Vaccine could leave a sweet taste in the mouth

11 June 2007

Vaccines save millions of lives each year, but because they're so expensive to produce and administer - usually through injections, which demands qualified people - they drain the pockets of developing countries.

Many believe, however, that hope will come in the form of cost-cutting oral vaccines. That's the pursuit that's occupied Nyasha Chin'ombe, who will graduate this week with a PhD in medical virology/microbiology, in his work on the South African AIDS Vaccine Initiative (SAAVI) programme with Professor Anna-Lise Williamson.
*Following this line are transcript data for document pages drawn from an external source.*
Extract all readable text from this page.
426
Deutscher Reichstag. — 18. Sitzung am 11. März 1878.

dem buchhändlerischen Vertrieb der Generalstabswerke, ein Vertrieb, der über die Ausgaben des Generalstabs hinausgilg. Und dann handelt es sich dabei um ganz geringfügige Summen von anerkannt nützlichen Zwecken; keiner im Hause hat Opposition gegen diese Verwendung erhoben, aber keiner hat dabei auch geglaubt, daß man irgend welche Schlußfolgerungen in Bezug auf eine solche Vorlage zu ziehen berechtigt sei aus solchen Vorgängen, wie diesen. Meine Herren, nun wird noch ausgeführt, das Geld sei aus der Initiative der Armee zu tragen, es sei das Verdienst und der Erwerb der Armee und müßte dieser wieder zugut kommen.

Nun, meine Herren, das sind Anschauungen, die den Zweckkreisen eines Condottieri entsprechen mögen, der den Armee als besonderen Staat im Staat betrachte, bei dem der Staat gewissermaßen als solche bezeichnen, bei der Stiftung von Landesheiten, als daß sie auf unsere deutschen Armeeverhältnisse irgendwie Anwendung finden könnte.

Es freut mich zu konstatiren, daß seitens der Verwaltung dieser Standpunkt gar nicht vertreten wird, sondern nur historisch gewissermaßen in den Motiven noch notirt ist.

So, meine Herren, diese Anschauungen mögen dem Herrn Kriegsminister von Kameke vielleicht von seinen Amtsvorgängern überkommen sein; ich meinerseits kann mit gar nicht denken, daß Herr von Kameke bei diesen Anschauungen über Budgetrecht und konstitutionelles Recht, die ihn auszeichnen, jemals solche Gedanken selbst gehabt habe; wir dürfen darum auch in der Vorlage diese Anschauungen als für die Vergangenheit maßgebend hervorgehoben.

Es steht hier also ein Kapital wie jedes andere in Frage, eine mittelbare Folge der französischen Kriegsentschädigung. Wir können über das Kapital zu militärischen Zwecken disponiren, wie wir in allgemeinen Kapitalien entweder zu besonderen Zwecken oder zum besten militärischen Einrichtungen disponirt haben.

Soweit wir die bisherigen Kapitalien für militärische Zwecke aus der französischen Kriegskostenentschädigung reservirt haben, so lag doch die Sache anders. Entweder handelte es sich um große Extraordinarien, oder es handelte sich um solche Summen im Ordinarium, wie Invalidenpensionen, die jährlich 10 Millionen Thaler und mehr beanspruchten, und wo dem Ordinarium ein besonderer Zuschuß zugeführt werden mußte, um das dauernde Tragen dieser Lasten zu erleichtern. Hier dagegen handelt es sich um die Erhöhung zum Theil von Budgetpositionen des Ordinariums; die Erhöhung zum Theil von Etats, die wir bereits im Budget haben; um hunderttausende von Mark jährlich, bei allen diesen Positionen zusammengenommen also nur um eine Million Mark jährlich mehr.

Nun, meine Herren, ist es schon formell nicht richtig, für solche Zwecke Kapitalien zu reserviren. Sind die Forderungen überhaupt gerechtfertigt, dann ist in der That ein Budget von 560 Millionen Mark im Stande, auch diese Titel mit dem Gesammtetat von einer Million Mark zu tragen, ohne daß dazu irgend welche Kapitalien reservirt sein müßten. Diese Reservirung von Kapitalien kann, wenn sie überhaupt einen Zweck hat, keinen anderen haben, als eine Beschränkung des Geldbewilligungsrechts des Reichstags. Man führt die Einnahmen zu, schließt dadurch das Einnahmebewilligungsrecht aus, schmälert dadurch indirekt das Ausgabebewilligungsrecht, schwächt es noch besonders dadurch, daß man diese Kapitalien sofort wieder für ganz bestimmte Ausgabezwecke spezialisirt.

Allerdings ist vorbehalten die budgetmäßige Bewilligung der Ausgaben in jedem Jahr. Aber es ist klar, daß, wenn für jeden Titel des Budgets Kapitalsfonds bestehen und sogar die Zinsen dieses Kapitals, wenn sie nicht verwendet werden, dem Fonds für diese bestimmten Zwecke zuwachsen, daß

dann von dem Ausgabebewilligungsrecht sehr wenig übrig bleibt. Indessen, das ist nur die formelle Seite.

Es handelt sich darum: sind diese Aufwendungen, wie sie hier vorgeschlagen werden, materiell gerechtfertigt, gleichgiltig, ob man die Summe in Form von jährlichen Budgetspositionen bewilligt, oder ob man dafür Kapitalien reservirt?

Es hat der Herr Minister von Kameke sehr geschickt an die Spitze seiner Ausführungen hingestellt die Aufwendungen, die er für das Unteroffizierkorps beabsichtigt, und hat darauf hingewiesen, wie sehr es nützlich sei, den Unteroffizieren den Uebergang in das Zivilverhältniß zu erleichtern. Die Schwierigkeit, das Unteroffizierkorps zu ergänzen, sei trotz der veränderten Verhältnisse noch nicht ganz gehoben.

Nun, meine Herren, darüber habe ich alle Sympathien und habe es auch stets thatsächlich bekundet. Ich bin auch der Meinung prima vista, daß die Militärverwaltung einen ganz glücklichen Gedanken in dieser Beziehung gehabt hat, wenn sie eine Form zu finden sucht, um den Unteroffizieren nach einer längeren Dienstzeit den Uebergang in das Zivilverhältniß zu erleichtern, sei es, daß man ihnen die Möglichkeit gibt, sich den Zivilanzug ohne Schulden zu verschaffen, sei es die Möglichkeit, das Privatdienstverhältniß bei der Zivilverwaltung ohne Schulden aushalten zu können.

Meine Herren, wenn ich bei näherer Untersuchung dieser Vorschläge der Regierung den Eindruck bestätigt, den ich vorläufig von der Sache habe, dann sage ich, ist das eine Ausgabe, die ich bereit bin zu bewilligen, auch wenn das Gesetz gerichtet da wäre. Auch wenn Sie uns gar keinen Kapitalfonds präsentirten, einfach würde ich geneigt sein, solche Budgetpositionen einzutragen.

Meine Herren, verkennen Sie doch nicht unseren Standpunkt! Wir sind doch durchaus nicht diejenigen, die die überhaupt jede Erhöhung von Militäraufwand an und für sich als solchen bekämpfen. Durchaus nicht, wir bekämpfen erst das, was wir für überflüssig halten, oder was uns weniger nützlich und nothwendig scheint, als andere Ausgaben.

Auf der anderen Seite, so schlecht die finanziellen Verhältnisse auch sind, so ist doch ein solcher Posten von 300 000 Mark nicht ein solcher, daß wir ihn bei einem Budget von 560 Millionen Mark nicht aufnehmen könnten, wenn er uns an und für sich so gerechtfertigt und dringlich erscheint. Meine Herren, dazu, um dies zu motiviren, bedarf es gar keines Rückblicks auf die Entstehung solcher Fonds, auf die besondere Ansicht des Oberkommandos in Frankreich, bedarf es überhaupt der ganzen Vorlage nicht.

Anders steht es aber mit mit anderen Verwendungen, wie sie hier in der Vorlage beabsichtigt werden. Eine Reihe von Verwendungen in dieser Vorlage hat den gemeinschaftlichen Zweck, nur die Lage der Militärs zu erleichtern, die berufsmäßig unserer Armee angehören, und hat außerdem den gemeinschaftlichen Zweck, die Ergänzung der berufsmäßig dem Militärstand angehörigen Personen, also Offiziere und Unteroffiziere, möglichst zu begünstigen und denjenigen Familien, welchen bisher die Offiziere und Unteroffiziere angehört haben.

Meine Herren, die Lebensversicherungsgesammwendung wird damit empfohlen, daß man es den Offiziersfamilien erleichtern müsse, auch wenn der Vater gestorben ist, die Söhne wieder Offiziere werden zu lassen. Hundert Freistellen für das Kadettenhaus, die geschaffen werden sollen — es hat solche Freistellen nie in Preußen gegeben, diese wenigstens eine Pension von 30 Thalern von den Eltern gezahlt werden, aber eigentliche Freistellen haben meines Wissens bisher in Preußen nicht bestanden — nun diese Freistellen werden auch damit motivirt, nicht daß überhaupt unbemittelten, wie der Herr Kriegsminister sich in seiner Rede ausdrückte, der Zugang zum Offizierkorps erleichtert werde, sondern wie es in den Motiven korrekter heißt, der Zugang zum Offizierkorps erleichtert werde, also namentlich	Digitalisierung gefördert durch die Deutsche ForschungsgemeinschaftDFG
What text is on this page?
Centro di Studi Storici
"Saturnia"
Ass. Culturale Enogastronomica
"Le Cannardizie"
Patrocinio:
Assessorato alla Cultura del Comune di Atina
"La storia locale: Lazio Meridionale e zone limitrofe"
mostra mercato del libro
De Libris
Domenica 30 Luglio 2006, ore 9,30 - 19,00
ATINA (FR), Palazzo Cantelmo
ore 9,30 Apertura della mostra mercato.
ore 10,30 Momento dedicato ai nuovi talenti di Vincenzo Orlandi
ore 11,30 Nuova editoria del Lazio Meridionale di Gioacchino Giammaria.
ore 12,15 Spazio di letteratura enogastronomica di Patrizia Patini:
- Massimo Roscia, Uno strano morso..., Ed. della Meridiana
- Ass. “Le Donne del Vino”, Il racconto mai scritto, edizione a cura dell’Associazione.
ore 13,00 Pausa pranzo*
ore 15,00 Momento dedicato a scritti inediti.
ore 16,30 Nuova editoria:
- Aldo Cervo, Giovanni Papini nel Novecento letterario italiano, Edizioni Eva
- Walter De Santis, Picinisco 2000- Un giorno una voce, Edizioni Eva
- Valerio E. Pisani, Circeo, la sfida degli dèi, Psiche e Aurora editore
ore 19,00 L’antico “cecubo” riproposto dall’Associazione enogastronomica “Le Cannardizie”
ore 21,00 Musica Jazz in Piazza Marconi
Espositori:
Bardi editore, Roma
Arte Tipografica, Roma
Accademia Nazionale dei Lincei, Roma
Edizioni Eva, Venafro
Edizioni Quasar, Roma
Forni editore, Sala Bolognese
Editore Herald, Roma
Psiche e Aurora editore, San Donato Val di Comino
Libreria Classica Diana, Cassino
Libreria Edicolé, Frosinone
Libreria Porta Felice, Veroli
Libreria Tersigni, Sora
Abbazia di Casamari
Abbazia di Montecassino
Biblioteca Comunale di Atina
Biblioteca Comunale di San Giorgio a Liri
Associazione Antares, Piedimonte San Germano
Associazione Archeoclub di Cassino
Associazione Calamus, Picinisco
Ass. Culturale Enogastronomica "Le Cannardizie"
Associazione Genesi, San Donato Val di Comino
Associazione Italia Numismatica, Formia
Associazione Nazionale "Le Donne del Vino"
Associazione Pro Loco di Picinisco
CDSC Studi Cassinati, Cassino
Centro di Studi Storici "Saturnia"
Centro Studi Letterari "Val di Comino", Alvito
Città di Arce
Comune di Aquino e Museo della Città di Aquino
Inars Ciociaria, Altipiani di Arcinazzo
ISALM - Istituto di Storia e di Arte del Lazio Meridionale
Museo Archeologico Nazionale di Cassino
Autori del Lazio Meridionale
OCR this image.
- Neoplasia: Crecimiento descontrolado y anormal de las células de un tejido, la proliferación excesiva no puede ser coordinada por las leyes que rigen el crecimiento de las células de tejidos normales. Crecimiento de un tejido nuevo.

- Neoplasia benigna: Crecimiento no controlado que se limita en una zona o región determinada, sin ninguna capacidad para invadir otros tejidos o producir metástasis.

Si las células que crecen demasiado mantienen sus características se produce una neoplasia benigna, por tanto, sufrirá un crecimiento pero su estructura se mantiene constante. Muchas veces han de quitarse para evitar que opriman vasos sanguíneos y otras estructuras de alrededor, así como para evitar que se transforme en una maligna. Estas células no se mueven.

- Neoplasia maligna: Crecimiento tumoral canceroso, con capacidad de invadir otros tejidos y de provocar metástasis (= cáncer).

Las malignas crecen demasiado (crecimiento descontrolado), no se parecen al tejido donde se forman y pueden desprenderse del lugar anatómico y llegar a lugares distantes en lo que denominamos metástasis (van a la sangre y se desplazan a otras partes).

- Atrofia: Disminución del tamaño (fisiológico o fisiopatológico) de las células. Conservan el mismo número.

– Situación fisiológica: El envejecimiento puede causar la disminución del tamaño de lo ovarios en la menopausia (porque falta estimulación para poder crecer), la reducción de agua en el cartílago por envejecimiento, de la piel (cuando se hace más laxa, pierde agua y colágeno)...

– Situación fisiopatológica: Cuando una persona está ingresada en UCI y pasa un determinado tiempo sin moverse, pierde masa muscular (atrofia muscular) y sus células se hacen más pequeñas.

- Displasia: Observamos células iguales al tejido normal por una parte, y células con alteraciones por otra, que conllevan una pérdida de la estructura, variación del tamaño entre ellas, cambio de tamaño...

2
In a proof-of-concept study, Chin'ombe constructed a live but crippled Salmonella (typhoid bacterium) that could carry jellyfish and HIV and subunit vaccines to the immune system via the oral route. He then produced a recombinant Salmonella bacterium - featuring a new combination of genes - with high levels of the jellyfish and HIV vaccines.

When Chin'ombe fed the bacterium to mice, they developed the hoped-for immune responses against the jellyfish and HIV subunits.

"This research, therefore, suggested that Salmonella bacterium could be harnessed and used as a biological Trojan horse against diseases of interest," says Chin'ombe.

It's still early days, though. The approach shows much potential, but more work has to be done before the technology can be applied to humans.

Chin'ombe is currently a postdoctoral fellow in the Department of Clinical Laboratory Sciences at UCT, working on HIV DNA vaccines.

Chin'ombe would like to thank Dr William Bourn and Professors Enid Shephard and Williamson for their mentoring.